Namawiałbym Zbigniewa Ziobrę, aby nie zrzekał się immunitetu, ale poczekał na decyzję Sejmu - powiedział Mularczyk.

Mularczyk, który jest obrońcą Ziobry w tej sprawie, zaznaczył, że jest to tylko jego zdanie, a ostateczną decyzję podejmie sam Ziobro. Podkreślił, że jeśli Sejm podejmie uchwałę, uchylającą immunitet byłemu ministrowi sprawiedliwości, "będzie ona obarczona wadą prawną", o której będzie musiał orzec Trybunał Konstytucyjny lub sąd.

Mularczyk powiedział, że Ziobro został pozbawiony prawa do obrony, bo był nieskutecznie zawiadomiony o terminie posiedzenia komisji, a wniosek o uchylenie immunitetu "nie był skutecznie przedstawiony". Dodał, że nie było możliwości odniesienia się do tego wniosku zarówno przez Ziobrę, jak i niego.

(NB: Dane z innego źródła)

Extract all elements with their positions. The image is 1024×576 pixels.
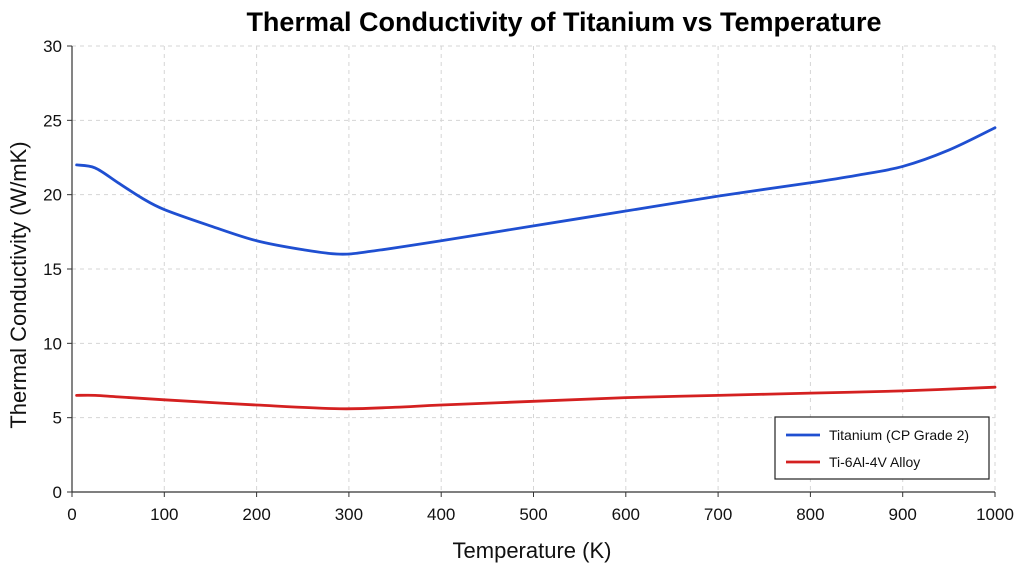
x-tick-label: 200 [242, 505, 270, 524]
legend-label-titanium: Titanium (CP Grade 2) [829, 427, 969, 443]
y-axis-label: Thermal Conductivity (W/mK) [6, 141, 31, 428]
series-line-ti-6al-4v [75, 385, 997, 411]
y-tick-label: 30 [43, 37, 62, 56]
y-tick-label: 5 [53, 409, 62, 428]
legend-box [774, 416, 990, 480]
y-tick-label: 15 [43, 260, 62, 279]
y-tick-label: 25 [43, 111, 62, 130]
x-tick-label: 900 [889, 505, 917, 524]
x-tick-label: 500 [519, 505, 547, 524]
y-tick-label: 0 [53, 483, 62, 502]
x-tick-label: 1000 [976, 505, 1014, 524]
series-lines [75, 126, 997, 411]
x-tick-label: 800 [796, 505, 824, 524]
x-tick-label: 400 [427, 505, 455, 524]
legend: Titanium (CP Grade 2) Ti-6Al-4V Alloy [774, 416, 990, 480]
y-axis-ticks: 0 5 10 15 20 25 30 [43, 37, 72, 502]
x-axis-ticks: 0 100 200 300 400 500 600 700 800 900 1000 [67, 492, 1014, 524]
x-tick-label: 600 [612, 505, 640, 524]
series-line-titanium [75, 126, 997, 256]
x-tick-label: 700 [704, 505, 732, 524]
x-tick-label: 300 [335, 505, 363, 524]
chart-title: Thermal Conductivity of Titanium vs Temp… [246, 7, 881, 37]
legend-label-ti-6al-4v: Ti-6Al-4V Alloy [829, 454, 920, 470]
x-tick-label: 0 [67, 505, 76, 524]
y-tick-label: 20 [43, 186, 62, 205]
x-tick-label: 100 [150, 505, 178, 524]
x-axis-label: Temperature (K) [453, 538, 612, 563]
y-tick-label: 10 [43, 334, 62, 353]
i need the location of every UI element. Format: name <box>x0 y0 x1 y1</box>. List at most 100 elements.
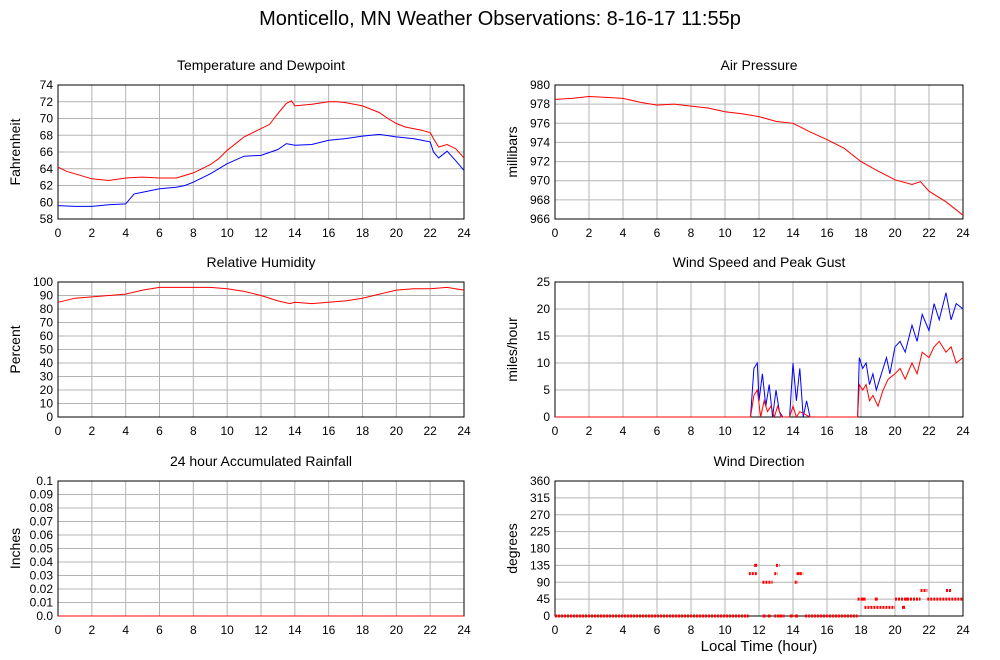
page-title: Monticello, MN Weather Observations: 8-1… <box>259 8 741 30</box>
x-tick-label: 10 <box>718 623 732 637</box>
y-tick-label: 0.03 <box>30 569 54 583</box>
y-tick-label: 0.07 <box>30 515 54 529</box>
y-tick-label: 72 <box>40 95 54 109</box>
x-tick-label: 2 <box>88 424 95 438</box>
y-tick-label: 0.1 <box>36 474 53 488</box>
y-tick-label: 30 <box>40 370 54 384</box>
x-axis-label: Local Time (hour) <box>701 638 818 655</box>
plot-frame <box>57 281 465 418</box>
y-tick-label: 45 <box>537 592 551 606</box>
y-axis-label: Inches <box>7 528 23 569</box>
y-axis-label: miles/hour <box>504 317 520 382</box>
x-tick-label: 2 <box>88 226 95 240</box>
x-tick-label: 18 <box>356 226 370 240</box>
y-tick-label: 966 <box>530 212 550 226</box>
x-tick-label: 6 <box>654 623 661 637</box>
x-tick-label: 6 <box>156 226 163 240</box>
x-tick-label: 10 <box>220 226 234 240</box>
chart-title: Temperature and Dewpoint <box>177 57 345 73</box>
x-tick-label: 10 <box>220 623 234 637</box>
direction-point <box>767 614 771 618</box>
series-line-1 <box>555 340 964 419</box>
y-tick-label: 0 <box>543 609 550 623</box>
x-tick-label: 12 <box>254 226 268 240</box>
x-tick-label: 12 <box>254 623 268 637</box>
x-tick-label: 20 <box>888 226 902 240</box>
x-tick-label: 4 <box>620 623 627 637</box>
x-tick-label: 12 <box>752 623 766 637</box>
y-tick-label: 0.05 <box>30 542 54 556</box>
direction-point <box>796 572 800 576</box>
x-tick-label: 22 <box>423 424 437 438</box>
x-tick-label: 8 <box>688 424 695 438</box>
x-tick-label: 18 <box>356 623 370 637</box>
y-tick-label: 70 <box>40 316 54 330</box>
chart-title: Wind Direction <box>713 453 804 469</box>
x-tick-label: 24 <box>956 424 970 438</box>
y-axis-label: millibars <box>504 126 520 177</box>
chart-title: Wind Speed and Peak Gust <box>673 254 846 270</box>
x-tick-label: 12 <box>752 424 766 438</box>
y-tick-label: 20 <box>40 383 54 397</box>
direction-point <box>762 614 766 618</box>
x-tick-label: 10 <box>220 424 234 438</box>
x-tick-label: 22 <box>423 226 437 240</box>
y-tick-label: 0.08 <box>30 501 54 515</box>
chart-title: 24 hour Accumulated Rainfall <box>170 453 352 469</box>
x-tick-label: 4 <box>620 226 627 240</box>
y-tick-label: 976 <box>530 116 550 130</box>
x-tick-label: 2 <box>586 623 593 637</box>
x-tick-label: 16 <box>820 623 834 637</box>
y-tick-label: 972 <box>530 155 550 169</box>
x-tick-label: 0 <box>55 226 62 240</box>
x-tick-label: 4 <box>122 424 129 438</box>
x-tick-label: 6 <box>654 226 661 240</box>
y-tick-label: 980 <box>530 78 550 92</box>
y-tick-label: 0.09 <box>30 488 54 502</box>
y-tick-label: 0.0 <box>36 609 53 623</box>
direction-point <box>902 605 905 609</box>
x-tick-label: 6 <box>156 424 163 438</box>
y-tick-label: 70 <box>40 112 54 126</box>
x-tick-label: 24 <box>457 226 471 240</box>
x-tick-label: 24 <box>956 623 970 637</box>
x-tick-label: 8 <box>190 424 197 438</box>
x-tick-label: 14 <box>786 623 800 637</box>
x-tick-label: 16 <box>322 424 336 438</box>
y-tick-label: 60 <box>40 329 54 343</box>
x-tick-label: 24 <box>457 623 471 637</box>
x-tick-label: 4 <box>122 623 129 637</box>
direction-point <box>754 563 758 567</box>
x-tick-label: 20 <box>888 623 902 637</box>
y-tick-label: 90 <box>40 289 54 303</box>
x-tick-label: 6 <box>654 424 661 438</box>
plot-frame <box>554 84 964 220</box>
series-line-0 <box>554 95 964 216</box>
y-tick-label: 225 <box>530 525 550 539</box>
plot-frame <box>57 84 465 220</box>
x-tick-label: 10 <box>718 226 732 240</box>
x-tick-label: 4 <box>620 424 627 438</box>
x-tick-label: 2 <box>88 623 95 637</box>
plot-frame <box>554 281 964 418</box>
y-tick-label: 100 <box>33 275 53 289</box>
direction-point <box>861 597 865 601</box>
y-tick-label: 180 <box>530 542 550 556</box>
y-tick-label: 0.06 <box>30 528 54 542</box>
x-tick-label: 0 <box>552 623 559 637</box>
y-tick-label: 50 <box>40 343 54 357</box>
plot-frame <box>554 480 964 617</box>
x-tick-label: 22 <box>922 424 936 438</box>
x-tick-label: 16 <box>322 623 336 637</box>
chart-title: Air Pressure <box>720 57 797 73</box>
x-tick-label: 16 <box>820 226 834 240</box>
y-tick-label: 25 <box>537 275 551 289</box>
x-tick-label: 14 <box>288 623 302 637</box>
series-line-0 <box>57 100 465 182</box>
x-tick-label: 18 <box>854 424 868 438</box>
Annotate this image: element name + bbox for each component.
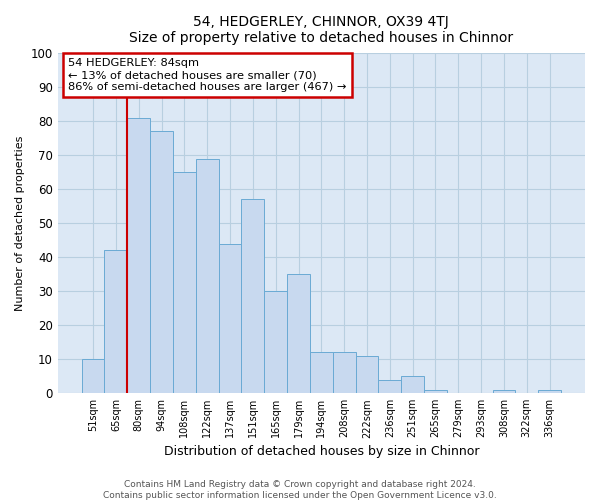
- Bar: [150, 132, 173, 393]
- Bar: [82, 359, 104, 393]
- X-axis label: Distribution of detached houses by size in Chinnor: Distribution of detached houses by size …: [164, 444, 479, 458]
- Bar: [104, 250, 127, 393]
- Y-axis label: Number of detached properties: Number of detached properties: [15, 136, 25, 311]
- Bar: [241, 200, 264, 393]
- Bar: [264, 291, 287, 393]
- Bar: [379, 380, 401, 393]
- Title: 54, HEDGERLEY, CHINNOR, OX39 4TJ
Size of property relative to detached houses in: 54, HEDGERLEY, CHINNOR, OX39 4TJ Size of…: [129, 15, 514, 45]
- Bar: [173, 172, 196, 393]
- Bar: [493, 390, 515, 393]
- Bar: [287, 274, 310, 393]
- Bar: [401, 376, 424, 393]
- Text: 54 HEDGERLEY: 84sqm
← 13% of detached houses are smaller (70)
86% of semi-detach: 54 HEDGERLEY: 84sqm ← 13% of detached ho…: [68, 58, 347, 92]
- Text: Contains HM Land Registry data © Crown copyright and database right 2024.
Contai: Contains HM Land Registry data © Crown c…: [103, 480, 497, 500]
- Bar: [424, 390, 447, 393]
- Bar: [196, 158, 218, 393]
- Bar: [538, 390, 561, 393]
- Bar: [333, 352, 356, 393]
- Bar: [218, 244, 241, 393]
- Bar: [127, 118, 150, 393]
- Bar: [356, 356, 379, 393]
- Bar: [310, 352, 333, 393]
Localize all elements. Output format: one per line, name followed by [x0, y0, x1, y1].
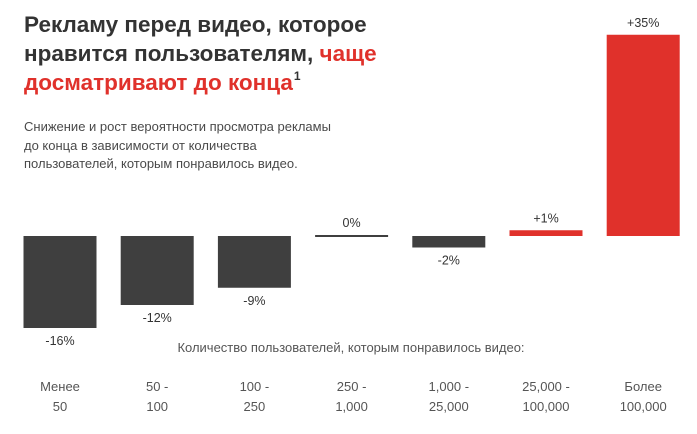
- category-label-6-line-1: 25,000 -: [522, 379, 570, 394]
- value-label-1: -16%: [45, 334, 74, 348]
- category-label-7-line-2: 100,000: [620, 399, 667, 414]
- value-label-7: +35%: [627, 16, 659, 30]
- value-label-2: -12%: [143, 311, 172, 325]
- category-label-2-line-2: 100: [146, 399, 168, 414]
- value-label-3: -9%: [243, 294, 265, 308]
- value-label-5: -2%: [438, 254, 460, 268]
- bar-5: [412, 236, 486, 248]
- bar-2: [120, 236, 194, 305]
- category-label-1-line-2: 50: [53, 399, 67, 414]
- category-label-4-line-2: 1,000: [335, 399, 368, 414]
- headline-accent-text: чаще досматривают до конца: [24, 41, 377, 95]
- category-label-2-line-1: 50 -: [146, 379, 168, 394]
- category-label-3-line-2: 250: [244, 399, 266, 414]
- bar-3: [217, 236, 291, 288]
- category-label-1-line-1: Менее: [40, 379, 80, 394]
- bar-6: [509, 230, 583, 236]
- bar-4: [315, 235, 389, 237]
- category-label-3-line-1: 100 -: [240, 379, 270, 394]
- category-label-7-line-1: Более: [624, 379, 662, 394]
- category-label-5-line-2: 25,000: [429, 399, 469, 414]
- chart-description: Снижение и рост вероятности просмотра ре…: [24, 119, 331, 171]
- bar-1: [23, 236, 97, 328]
- category-label-6-line-2: 100,000: [523, 399, 570, 414]
- value-label-6: +1%: [533, 211, 558, 225]
- category-label-4-line-1: 250 -: [337, 379, 367, 394]
- bar-7: [606, 34, 680, 236]
- category-label-5-line-1: 1,000 -: [429, 379, 469, 394]
- headline: Рекламу перед видео, которое нравится по…: [24, 10, 404, 97]
- headline-main-text: Рекламу перед видео, которое нравится по…: [24, 12, 367, 66]
- footnote-mark: 1: [293, 68, 301, 83]
- value-label-4: 0%: [343, 216, 361, 230]
- x-axis-label: Количество пользователей, которым понрав…: [177, 340, 524, 355]
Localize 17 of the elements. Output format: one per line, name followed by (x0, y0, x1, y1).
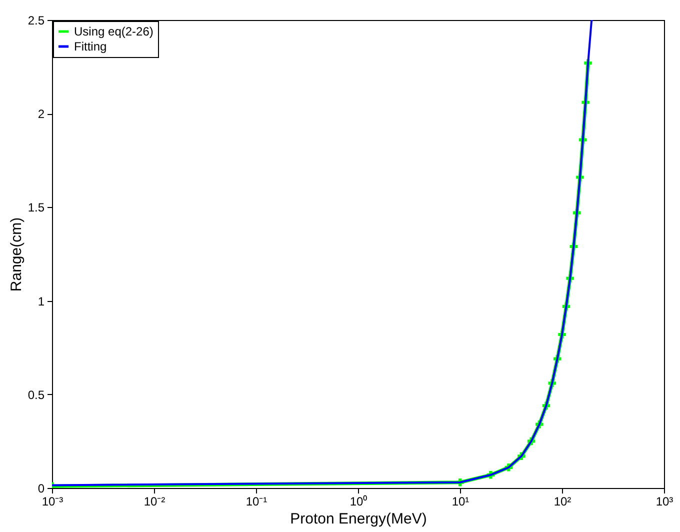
legend-label: Using eq(2-26) (74, 24, 154, 38)
x-tick-label: 10² (554, 494, 572, 508)
y-tick-label: 2 (38, 107, 45, 122)
y-tick-label: 1 (38, 294, 45, 308)
x-tick-label: 10¹ (452, 494, 470, 508)
legend-label: Fitting (74, 40, 107, 54)
x-tick-label: 10⁰ (350, 494, 368, 508)
x-tick-label: 10⁻³ (42, 494, 64, 508)
y-tick-label: 1.5 (28, 200, 45, 215)
y-tick-label: 0 (38, 482, 45, 496)
x-tick-label: 10⁻¹ (246, 494, 268, 508)
x-axis-title: Proton Energy(MeV) (290, 510, 427, 528)
x-tick-label: 10⁻² (144, 494, 166, 508)
y-axis-title: Range(cm) (8, 217, 25, 292)
y-tick-label: 2.5 (28, 14, 45, 28)
y-tick-label: 0.5 (28, 388, 45, 402)
x-tick-label: 10³ (656, 494, 674, 508)
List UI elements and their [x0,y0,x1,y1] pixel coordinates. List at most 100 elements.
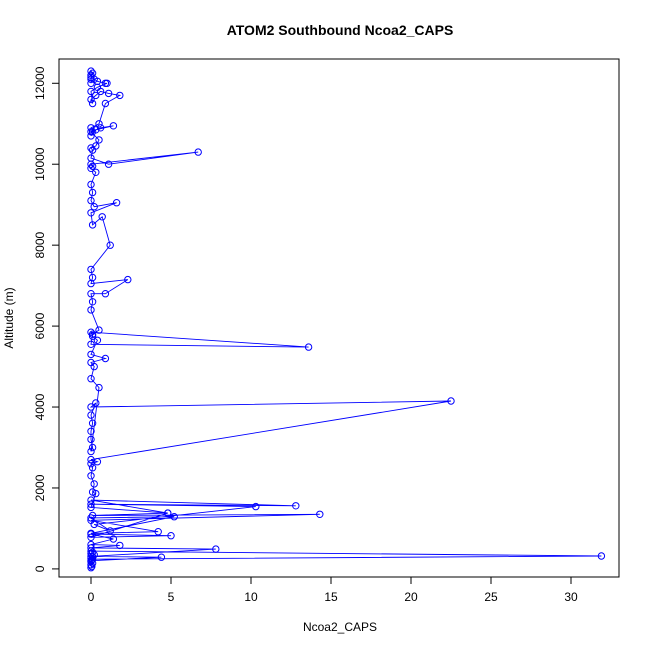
data-point [87,87,95,96]
x-axis-label: Ncoa2_CAPS [303,620,377,634]
data-point [95,136,103,144]
data-point [252,502,260,511]
data-point [87,514,95,522]
data-point [106,241,114,249]
data-point [304,343,313,351]
data-point [87,265,95,274]
data-point [92,399,100,407]
data-point [87,67,95,75]
data-point [88,443,97,452]
y-tick-label: 2000 [33,474,47,501]
data-point [93,458,102,466]
data-point [87,328,95,336]
data-point [95,383,103,392]
data-point [92,168,100,177]
data-point [87,455,95,464]
y-tick-label: 6000 [33,312,47,339]
data-point [87,306,95,314]
data-point [597,552,606,560]
y-tick-label: 12000 [33,66,47,100]
data-point [106,527,114,535]
data-point [88,128,97,136]
y-axis-label: Altitude (m) [2,287,16,348]
data-point [88,464,97,472]
data-point [87,290,95,298]
data-point [87,435,95,444]
data-point [95,326,103,334]
data-point [87,132,95,140]
data-point [194,148,202,156]
data-point [87,503,95,512]
x-tick-label: 0 [88,590,95,604]
data-point [88,419,97,427]
y-tick-label: 0 [33,565,47,572]
data-point [87,209,95,217]
x-tick-label: 15 [324,590,338,604]
data-point [88,99,97,108]
data-point [87,427,95,435]
data-point [87,340,95,348]
data-point [164,509,172,517]
data-point [88,162,97,170]
y-tick-label: 10000 [33,147,47,181]
data-point [96,124,105,132]
data-point [87,350,95,359]
data-point [87,75,95,83]
data-point [92,91,100,100]
data-point [88,298,97,306]
data-point [170,513,178,521]
plot-area [87,67,606,572]
data-point [87,180,95,189]
data-point [98,213,106,221]
x-tick-label: 30 [564,590,578,604]
data-point [87,529,95,537]
data-point [87,375,95,383]
data-point [154,528,162,536]
data-point [87,196,95,205]
data-point [101,290,110,298]
data-point [87,71,95,79]
data-point [116,541,124,550]
data-point [101,354,110,363]
data-point [87,358,95,367]
data-point [87,552,95,561]
data-point [212,545,220,553]
data-point [124,275,132,284]
data-point [88,332,97,340]
data-point [87,403,95,411]
data-point [87,144,95,152]
data-point [167,532,175,540]
data-point [101,99,110,108]
data-point [112,199,121,207]
data-point [88,188,97,197]
x-tick-label: 10 [244,590,258,604]
data-point [87,411,95,419]
data-point [87,447,95,456]
x-tick-label: 25 [484,590,498,604]
data-point [87,154,95,162]
data-point [88,548,97,556]
data-point [87,540,95,549]
data-point [87,500,95,508]
data-point [88,273,97,282]
x-tick-label: 20 [404,590,418,604]
data-point [101,79,110,88]
y-axis: 0 2000 4000 6000 8000 10000 12000 [33,66,60,572]
y-tick-label: 4000 [33,393,47,420]
data-point [87,164,95,173]
y-tick-label: 8000 [33,231,47,258]
data-point [447,397,455,405]
data-point [87,557,95,565]
data-point [95,120,103,128]
data-point [90,480,98,488]
data-point [87,496,95,504]
data-point [292,502,300,510]
data-point [87,460,95,468]
data-point [88,221,97,229]
data-point [104,89,113,98]
data-point [87,533,95,541]
data-point [87,544,95,552]
data-point [109,122,118,130]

Według Mularczyka, Ziobro był gotów zrzec się immunitetu, gdyby doszło do jego "faktycznej obrony przed Komisją Regulaminową" oraz "gdyby mógł przedstawić argumenty na swoją obronę zarówno parlamentarzystom jak i opinii publicznej".

Sprawa związana jest z postępowaniem dotyczącym mafii paliwowej. Informacje z tego śledztwa przedstawił Jarosławowi Kaczyńskiemu krakowski prokurator Wojciech Miłoszewski (do sądu dyscyplinarnego przy Prokuratorze Generalnym skierowano wniosek o uchylenie mu immunitetu prokuratorskiego), a w całej sprawie pośredniczył ówczesny minister sprawiedliwości, Zbigniew Ziobro. Marek Staszak, obecny zastępca Prokuratora Generalnego, twierdzi, że Ziobro nie miał prawa wydać polecenia o udostępnieniu materiałów dotyczących mafii paliwowej.